Aquelas pernas finas, a energia que transborda, a risada sem motivo, o abdômen esguio e até as espinhas, tudo faz com que a juventude seja bela e atraente. Assim, neste fim de semana, cometi o pecado da ludopedofilia. No bom sentido, é claro. Explico melhor: como o futebol adulto está em recesso e como não morro de amores pelos torneios europeus, só o que me restou foram os jogos da Copa São Paulo. Confesso que não esperava grande coisa dessas partidas. A falta de maturidade física e técnica às vezes se traduz em jogos sem graça, sem lances brilhantes e surpreendentes. Mas tive uma surpresa. Vi algumas partidas e notei uma certa leveza que não temos no futebol adulto. As jogadas me parecem menos violentas e há maior liberdade para os lances criativos, para a firula, para o enfeite. Talvez isso aconteça porque muitos atletas, sabendo que há empresários nas arquibancadas, tentam bordar as jogadas para eles. Mas também pode ser porque o futebol para os meninos ainda é um pouco brincadeira.
Outra graça de ver os jogos da Copinha, principalmente em relação ao seu time, é imaginar os garotos no futuro. Neste estágio, os jogadores são como crianças no berçário. Eles podem ser tudo. Podem ser a nossa maior glória, podem nos dar conquistas impensadas, podem trazer risos e lágrimas de alegria.

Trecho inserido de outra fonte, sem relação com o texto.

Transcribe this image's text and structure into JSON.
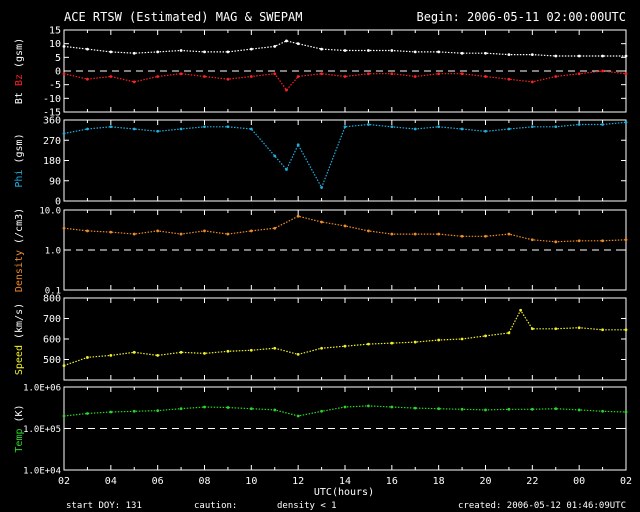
{
  "header": {
    "title": "ACE RTSW (Estimated) MAG & SWEPAM",
    "begin": "Begin: 2006-05-11 02:00:00UTC"
  },
  "footer": {
    "start_doy": "start DOY: 131",
    "caution": "caution:",
    "density_note": "density < 1",
    "created": "created: 2006-05-12 01:46:09UTC"
  },
  "colors": {
    "background": "#000000",
    "bt": "#ffffff",
    "bz": "#ff2020",
    "phi": "#20b0e0",
    "density": "#f08c28",
    "speed": "#f0f028",
    "temp": "#28d828",
    "frame": "#ffffff"
  },
  "chart_data": {
    "type": "line",
    "xlabel": "UTC(hours)",
    "x_ticks": [
      "02",
      "04",
      "06",
      "08",
      "10",
      "12",
      "14",
      "16",
      "18",
      "20",
      "22",
      "00",
      "02"
    ],
    "x_range": [
      2,
      26
    ],
    "panels": [
      {
        "id": "mag",
        "ylabel_parts": [
          {
            "text": "Bt",
            "color": "#ffffff"
          },
          {
            "text": "Bz",
            "color": "#ff2020"
          },
          {
            "text": "(gsm)",
            "color": "#ffffff"
          }
        ],
        "ylim": [
          -15,
          15
        ],
        "yticks": [
          "15",
          "10",
          "5",
          "0",
          "-5",
          "-10",
          "-15"
        ],
        "ytick_values": [
          15,
          10,
          5,
          0,
          -5,
          -10,
          -15
        ],
        "dashed_at": 0,
        "log": false,
        "series": [
          {
            "name": "Bt",
            "color": "#ffffff",
            "x": [
              2,
              3,
              4,
              5,
              6,
              7,
              8,
              9,
              10,
              11,
              11.5,
              12,
              13,
              14,
              15,
              16,
              17,
              18,
              19,
              20,
              21,
              22,
              23,
              24,
              25,
              26
            ],
            "values": [
              9,
              8,
              7,
              6.5,
              7,
              7.5,
              7,
              7,
              8,
              9,
              11,
              10,
              8,
              7.5,
              7.5,
              7.5,
              7,
              7,
              6.5,
              6.5,
              6,
              6,
              5.5,
              5.5,
              5.5,
              5.5
            ]
          },
          {
            "name": "Bz",
            "color": "#ff2020",
            "x": [
              2,
              3,
              4,
              5,
              6,
              7,
              8,
              9,
              10,
              11,
              11.5,
              12,
              13,
              14,
              15,
              16,
              17,
              18,
              19,
              20,
              21,
              22,
              23,
              24,
              25,
              26
            ],
            "values": [
              -1,
              -3,
              -2,
              -4,
              -2,
              -1,
              -2,
              -3,
              -2,
              -1,
              -7,
              -2,
              -1,
              -2,
              -1,
              -1,
              -2,
              -1,
              -1,
              -2,
              -3,
              -4,
              -2,
              -1,
              0,
              -1
            ]
          }
        ]
      },
      {
        "id": "phi",
        "ylabel_parts": [
          {
            "text": "Phi",
            "color": "#20b0e0"
          },
          {
            "text": "(gsm)",
            "color": "#ffffff"
          }
        ],
        "ylim": [
          0,
          360
        ],
        "yticks": [
          "360",
          "270",
          "180",
          "90",
          "0"
        ],
        "ytick_values": [
          360,
          270,
          180,
          90,
          0
        ],
        "dashed_at": null,
        "log": false,
        "series": [
          {
            "name": "Phi",
            "color": "#20b0e0",
            "x": [
              2,
              3,
              4,
              5,
              6,
              7,
              8,
              9,
              10,
              11,
              11.5,
              12,
              13,
              14,
              15,
              16,
              17,
              18,
              19,
              20,
              21,
              22,
              23,
              24,
              25,
              26
            ],
            "values": [
              300,
              320,
              330,
              320,
              310,
              320,
              330,
              330,
              320,
              200,
              140,
              250,
              60,
              330,
              340,
              330,
              320,
              330,
              320,
              310,
              320,
              330,
              330,
              340,
              340,
              350
            ]
          }
        ]
      },
      {
        "id": "density",
        "ylabel_parts": [
          {
            "text": "Density",
            "color": "#f08c28"
          },
          {
            "text": "(/cm3)",
            "color": "#ffffff"
          }
        ],
        "ylim": [
          0.1,
          10
        ],
        "yticks": [
          "10.0",
          "1.0",
          "0.1"
        ],
        "ytick_values": [
          10,
          1,
          0.1
        ],
        "dashed_at": 1,
        "log": true,
        "series": [
          {
            "name": "Density",
            "color": "#f08c28",
            "x": [
              2,
              3,
              4,
              5,
              6,
              7,
              8,
              9,
              10,
              11,
              12,
              13,
              14,
              15,
              16,
              17,
              18,
              19,
              20,
              21,
              22,
              23,
              24,
              25,
              26
            ],
            "values": [
              3.5,
              3,
              2.8,
              2.5,
              3,
              2.5,
              3,
              2.5,
              3,
              3.5,
              7,
              5,
              4,
              3,
              2.5,
              2.5,
              2.5,
              2.2,
              2.2,
              2.5,
              1.8,
              1.6,
              1.7,
              1.7,
              1.8
            ]
          }
        ]
      },
      {
        "id": "speed",
        "ylabel_parts": [
          {
            "text": "Speed",
            "color": "#f0f028"
          },
          {
            "text": "(km/s)",
            "color": "#ffffff"
          }
        ],
        "ylim": [
          400,
          800
        ],
        "yticks": [
          "800",
          "700",
          "600",
          "500"
        ],
        "ytick_values": [
          800,
          700,
          600,
          500
        ],
        "dashed_at": null,
        "log": false,
        "series": [
          {
            "name": "Speed",
            "color": "#f0f028",
            "x": [
              2,
              3,
              4,
              5,
              6,
              7,
              8,
              9,
              10,
              11,
              12,
              13,
              14,
              15,
              16,
              17,
              18,
              19,
              20,
              21,
              21.5,
              22,
              23,
              24,
              25,
              26
            ],
            "values": [
              470,
              510,
              520,
              535,
              520,
              535,
              530,
              540,
              545,
              555,
              525,
              555,
              565,
              575,
              580,
              585,
              595,
              600,
              615,
              630,
              740,
              650,
              650,
              655,
              645,
              645
            ]
          }
        ]
      },
      {
        "id": "temp",
        "ylabel_parts": [
          {
            "text": "Temp",
            "color": "#28d828"
          },
          {
            "text": "(K)",
            "color": "#ffffff"
          }
        ],
        "ylim": [
          10000,
          1000000
        ],
        "yticks": [
          "1.0E+06",
          "1.0E+05",
          "1.0E+04"
        ],
        "ytick_values": [
          1000000,
          100000,
          10000
        ],
        "dashed_at": 100000,
        "log": true,
        "series": [
          {
            "name": "Temp",
            "color": "#28d828",
            "x": [
              2,
              3,
              4,
              5,
              6,
              7,
              8,
              9,
              10,
              11,
              12,
              13,
              14,
              15,
              16,
              17,
              18,
              19,
              20,
              21,
              22,
              23,
              24,
              25,
              26
            ],
            "values": [
              200000,
              230000,
              250000,
              260000,
              270000,
              300000,
              330000,
              320000,
              300000,
              280000,
              200000,
              260000,
              330000,
              350000,
              330000,
              310000,
              300000,
              290000,
              280000,
              290000,
              290000,
              300000,
              280000,
              260000,
              250000
            ]
          }
        ]
      }
    ]
  }
}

Vendo o jogo do Santos, por exemplo, pensei que Alan Patrick e Neymar farão tabelas inesquecíveis, que André marcará muitos gols, que o lateral-esquerdo Anderson Planta será o dono da camisa 3 por muitos anos, que Dudu será o xerife do time. Torcedores de outros times também devem estar sonhando. Os cruzeirenses já imaginam os gols de falta de Bernardo, os flamenguistas já veem Camacho correndo pelo Maracanã, os são-paulinos festejam os futuros gols de Henrique e Oscar, o trio tricolor Dori, Bruno Veiga e Wellington já dá água na boca dos fãs do Fluminense, e os corintianos esperam ansiosamente pelo novo Marcelinho, que também usa a 7.
Nós, torcedores, sonhamos com esse futuro de dribles e gols. Mas, de vez em quando, nas noites sem lua, eis que temos um pesadelo terrível: chegam empresários de terno e gravata, e, tal qual o homem que leva Pinóquio e seus amigos para a Terra dos Brinquedos, os engravatados põem nossos garotos em carroças e os levam para bem longe. Esses, sim, são os verdadeiros ludopedófilos. No mau sentido.